SOCMA calls on USTR to delist chemicals from Chinese tariffs

The Society of Chemical Manufacturers & Affiliates (SOCMA) testified last Wednesday before the US Trade Representative (USTR) Section 301 Committee, requesting that all Chinese-origin chemicals be removed from the latest list of proposed tariffs because of the disproportionate impact they will have on the specialty chemical sector.  
 
Many, if not most, chemical supply chains touch China. Accordingly, SOCMA is increasingly concerned that the proposed additional 10-25 percent tariff on $200 billion in Chinese goods will have a profoundly negative effect on U.S. specialty chemical manufacturing.

In testimony to the Section 301 Committee, Matt Moedritzer, SOCMA Manager of Legal and Government Relations, emphasized three particular aspects of specialty chemical manufacturing:

  1. Alternative sources are finite because specialty chemicals – as the name implies – are specially made to meet particular purity, quality and performance demands;
  2. U.S. chemical manufacturing is a value-added industry in which manufacturers along the value chain must import chemicals they then use to manufacture new chemicals; and
  3. The combined effect of proposed tariffs and Chinese retaliatory tariffs may overwhelm some small- and medium-sized U.S. specialty chemical manufacturers.
By putting tariffs on raw materials or intermediates coming into the US, the Administration is aiding China’s “Made in China 2025” plan. This increase in tariffs will raise the cost of manufacturing higher-value products in the U.S. and make such products less competitive globally. By keeping the status quo, domestic specialty and fine chemical manufacturers remain competitive in the global market because Chinese companies will not be incentivized to enter these high-end, technically challenging and expensive-to-enter markets.

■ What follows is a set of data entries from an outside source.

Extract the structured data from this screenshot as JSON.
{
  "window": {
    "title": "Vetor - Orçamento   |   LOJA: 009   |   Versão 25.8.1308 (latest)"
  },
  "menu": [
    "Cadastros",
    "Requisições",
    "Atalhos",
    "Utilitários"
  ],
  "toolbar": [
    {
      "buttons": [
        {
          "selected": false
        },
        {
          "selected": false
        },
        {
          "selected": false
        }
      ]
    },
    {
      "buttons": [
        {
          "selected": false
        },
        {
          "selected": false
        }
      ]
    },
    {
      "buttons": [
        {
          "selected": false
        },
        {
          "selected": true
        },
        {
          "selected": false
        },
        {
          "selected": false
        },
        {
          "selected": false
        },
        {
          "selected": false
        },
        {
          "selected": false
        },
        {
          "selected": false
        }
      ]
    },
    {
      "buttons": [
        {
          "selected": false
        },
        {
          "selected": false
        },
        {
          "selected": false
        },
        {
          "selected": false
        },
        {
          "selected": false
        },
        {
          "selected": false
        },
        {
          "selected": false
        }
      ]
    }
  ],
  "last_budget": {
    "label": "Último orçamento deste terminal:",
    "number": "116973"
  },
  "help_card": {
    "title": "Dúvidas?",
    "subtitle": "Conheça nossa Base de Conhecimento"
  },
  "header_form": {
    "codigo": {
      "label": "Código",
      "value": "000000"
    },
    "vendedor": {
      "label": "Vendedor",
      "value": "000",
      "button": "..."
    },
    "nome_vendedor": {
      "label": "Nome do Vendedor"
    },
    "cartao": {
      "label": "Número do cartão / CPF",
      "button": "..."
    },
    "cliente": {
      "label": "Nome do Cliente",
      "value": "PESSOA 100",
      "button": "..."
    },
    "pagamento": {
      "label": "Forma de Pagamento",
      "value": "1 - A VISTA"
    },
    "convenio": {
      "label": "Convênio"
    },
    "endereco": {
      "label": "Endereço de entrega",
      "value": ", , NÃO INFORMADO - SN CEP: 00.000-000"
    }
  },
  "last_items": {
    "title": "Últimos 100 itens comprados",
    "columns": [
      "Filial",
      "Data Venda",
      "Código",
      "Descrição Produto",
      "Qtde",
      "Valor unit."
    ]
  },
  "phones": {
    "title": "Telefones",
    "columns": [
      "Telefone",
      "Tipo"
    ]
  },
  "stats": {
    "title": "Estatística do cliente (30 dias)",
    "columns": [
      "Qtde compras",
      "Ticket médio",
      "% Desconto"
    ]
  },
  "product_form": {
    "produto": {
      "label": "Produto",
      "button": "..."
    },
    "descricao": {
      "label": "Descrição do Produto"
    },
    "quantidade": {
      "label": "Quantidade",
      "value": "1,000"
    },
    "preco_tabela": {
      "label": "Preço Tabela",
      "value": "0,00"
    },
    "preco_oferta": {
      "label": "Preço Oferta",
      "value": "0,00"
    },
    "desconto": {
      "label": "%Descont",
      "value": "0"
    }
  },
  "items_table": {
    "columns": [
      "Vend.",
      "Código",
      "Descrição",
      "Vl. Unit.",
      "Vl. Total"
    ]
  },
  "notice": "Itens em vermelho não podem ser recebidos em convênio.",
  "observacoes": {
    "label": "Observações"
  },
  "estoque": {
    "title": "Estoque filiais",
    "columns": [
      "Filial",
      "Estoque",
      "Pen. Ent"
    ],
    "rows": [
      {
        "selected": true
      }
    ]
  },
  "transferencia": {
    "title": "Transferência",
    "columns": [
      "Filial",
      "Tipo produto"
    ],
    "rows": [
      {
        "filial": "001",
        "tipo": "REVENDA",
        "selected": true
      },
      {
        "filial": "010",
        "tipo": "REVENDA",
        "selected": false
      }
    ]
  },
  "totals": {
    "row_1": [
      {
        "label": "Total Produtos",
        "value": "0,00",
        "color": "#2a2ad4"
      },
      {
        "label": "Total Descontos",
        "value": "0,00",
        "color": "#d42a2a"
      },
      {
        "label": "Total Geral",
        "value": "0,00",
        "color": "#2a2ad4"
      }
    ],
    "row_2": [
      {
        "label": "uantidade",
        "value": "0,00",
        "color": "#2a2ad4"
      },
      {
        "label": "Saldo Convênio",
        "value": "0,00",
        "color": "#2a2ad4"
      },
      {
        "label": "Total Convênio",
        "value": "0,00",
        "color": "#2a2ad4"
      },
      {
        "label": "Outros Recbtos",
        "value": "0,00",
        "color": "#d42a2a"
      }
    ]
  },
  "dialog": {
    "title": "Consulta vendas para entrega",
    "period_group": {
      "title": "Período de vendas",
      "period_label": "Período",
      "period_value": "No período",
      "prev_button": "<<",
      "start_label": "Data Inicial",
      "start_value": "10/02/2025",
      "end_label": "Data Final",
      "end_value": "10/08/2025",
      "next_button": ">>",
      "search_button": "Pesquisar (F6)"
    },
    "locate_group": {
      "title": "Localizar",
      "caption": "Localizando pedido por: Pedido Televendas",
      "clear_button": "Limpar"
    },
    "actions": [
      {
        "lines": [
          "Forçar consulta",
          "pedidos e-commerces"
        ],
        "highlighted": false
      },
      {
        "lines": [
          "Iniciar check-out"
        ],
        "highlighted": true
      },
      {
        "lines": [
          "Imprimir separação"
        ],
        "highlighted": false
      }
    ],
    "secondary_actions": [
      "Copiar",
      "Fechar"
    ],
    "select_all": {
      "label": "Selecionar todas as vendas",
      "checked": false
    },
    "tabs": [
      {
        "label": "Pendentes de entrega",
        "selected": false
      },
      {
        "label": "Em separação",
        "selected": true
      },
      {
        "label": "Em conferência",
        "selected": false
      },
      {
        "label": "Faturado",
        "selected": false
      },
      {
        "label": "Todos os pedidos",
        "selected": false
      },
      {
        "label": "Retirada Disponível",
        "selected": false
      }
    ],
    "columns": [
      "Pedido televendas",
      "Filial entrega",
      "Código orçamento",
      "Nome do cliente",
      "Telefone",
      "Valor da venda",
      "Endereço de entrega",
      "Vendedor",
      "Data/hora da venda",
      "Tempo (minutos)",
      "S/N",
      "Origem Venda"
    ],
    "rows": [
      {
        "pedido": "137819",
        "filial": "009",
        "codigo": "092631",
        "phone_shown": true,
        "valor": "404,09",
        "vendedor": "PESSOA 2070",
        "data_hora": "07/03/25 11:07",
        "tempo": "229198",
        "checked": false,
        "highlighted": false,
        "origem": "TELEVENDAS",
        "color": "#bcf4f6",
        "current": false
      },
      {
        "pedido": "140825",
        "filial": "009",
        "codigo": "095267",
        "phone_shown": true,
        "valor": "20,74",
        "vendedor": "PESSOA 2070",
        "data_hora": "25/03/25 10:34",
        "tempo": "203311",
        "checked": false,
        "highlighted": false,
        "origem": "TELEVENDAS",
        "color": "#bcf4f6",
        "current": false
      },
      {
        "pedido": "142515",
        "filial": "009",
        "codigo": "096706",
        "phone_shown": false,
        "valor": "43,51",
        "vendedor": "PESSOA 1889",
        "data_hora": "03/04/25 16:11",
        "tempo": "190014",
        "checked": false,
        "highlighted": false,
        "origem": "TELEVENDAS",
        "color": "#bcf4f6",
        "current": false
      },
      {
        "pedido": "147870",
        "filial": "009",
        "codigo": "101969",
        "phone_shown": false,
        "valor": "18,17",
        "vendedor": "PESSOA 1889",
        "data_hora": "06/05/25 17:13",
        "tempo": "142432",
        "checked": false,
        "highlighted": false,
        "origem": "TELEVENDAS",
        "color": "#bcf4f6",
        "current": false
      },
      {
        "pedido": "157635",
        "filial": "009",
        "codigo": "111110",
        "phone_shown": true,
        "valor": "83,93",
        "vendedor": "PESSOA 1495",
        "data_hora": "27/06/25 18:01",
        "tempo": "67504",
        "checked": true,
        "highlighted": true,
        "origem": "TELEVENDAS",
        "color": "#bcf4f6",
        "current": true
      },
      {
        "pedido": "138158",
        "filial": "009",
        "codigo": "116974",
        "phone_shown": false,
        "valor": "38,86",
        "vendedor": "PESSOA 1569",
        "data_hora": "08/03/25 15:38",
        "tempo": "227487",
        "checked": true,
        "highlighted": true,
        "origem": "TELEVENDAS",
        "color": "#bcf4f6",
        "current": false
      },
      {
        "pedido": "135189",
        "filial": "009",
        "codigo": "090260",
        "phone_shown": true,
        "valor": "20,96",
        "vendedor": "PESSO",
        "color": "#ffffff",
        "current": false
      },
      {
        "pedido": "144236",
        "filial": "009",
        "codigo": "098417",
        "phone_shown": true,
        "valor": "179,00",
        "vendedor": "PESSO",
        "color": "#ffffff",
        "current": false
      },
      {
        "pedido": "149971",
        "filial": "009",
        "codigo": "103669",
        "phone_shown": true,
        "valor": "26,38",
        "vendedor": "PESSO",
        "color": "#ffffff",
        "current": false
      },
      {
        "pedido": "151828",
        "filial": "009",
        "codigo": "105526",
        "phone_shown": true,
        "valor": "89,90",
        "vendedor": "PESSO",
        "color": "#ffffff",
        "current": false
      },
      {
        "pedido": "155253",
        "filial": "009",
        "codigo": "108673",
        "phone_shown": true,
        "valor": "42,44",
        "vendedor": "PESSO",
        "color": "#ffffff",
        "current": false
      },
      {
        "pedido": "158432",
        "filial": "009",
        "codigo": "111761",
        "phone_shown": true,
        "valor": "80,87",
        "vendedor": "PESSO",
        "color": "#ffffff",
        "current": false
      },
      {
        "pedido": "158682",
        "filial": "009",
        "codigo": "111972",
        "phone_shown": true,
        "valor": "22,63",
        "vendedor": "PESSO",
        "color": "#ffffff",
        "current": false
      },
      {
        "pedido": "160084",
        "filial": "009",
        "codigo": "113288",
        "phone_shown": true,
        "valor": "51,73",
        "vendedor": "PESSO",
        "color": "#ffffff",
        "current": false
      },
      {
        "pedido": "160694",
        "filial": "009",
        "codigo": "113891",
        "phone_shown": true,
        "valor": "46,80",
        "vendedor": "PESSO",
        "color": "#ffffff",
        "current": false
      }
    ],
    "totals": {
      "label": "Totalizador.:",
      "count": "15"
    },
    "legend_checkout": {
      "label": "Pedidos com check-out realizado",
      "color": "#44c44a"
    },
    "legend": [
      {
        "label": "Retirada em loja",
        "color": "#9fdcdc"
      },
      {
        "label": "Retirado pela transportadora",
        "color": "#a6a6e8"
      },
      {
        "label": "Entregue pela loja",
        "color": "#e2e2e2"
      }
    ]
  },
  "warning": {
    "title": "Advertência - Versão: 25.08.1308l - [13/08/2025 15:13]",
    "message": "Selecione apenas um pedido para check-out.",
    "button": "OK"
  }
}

Specialty chemical sectors are driven by intellectual property, and SOCMA supports efforts by the Administration to resolve long-standing concerns over Chinese intellectual property theft. Nevertheless, when combined with the fact that one-fifth of China’s latest retaliatory lists are chemicals, these proposed tariffs will create a disproportionate competitive disadvantage. SOCMA also supports the Administration’s goal to reach zero-tariff trade, but imposing heavy taxation on domestic specialty chemical manufacturers – made worse by retaliatory tariffs – is not the proper method to achieve that aim.

SOCMA encouraged the Section 301 Committee to remove the listed chemicals, specifically the hundreds of individual product lines SOCMA will provide in comments.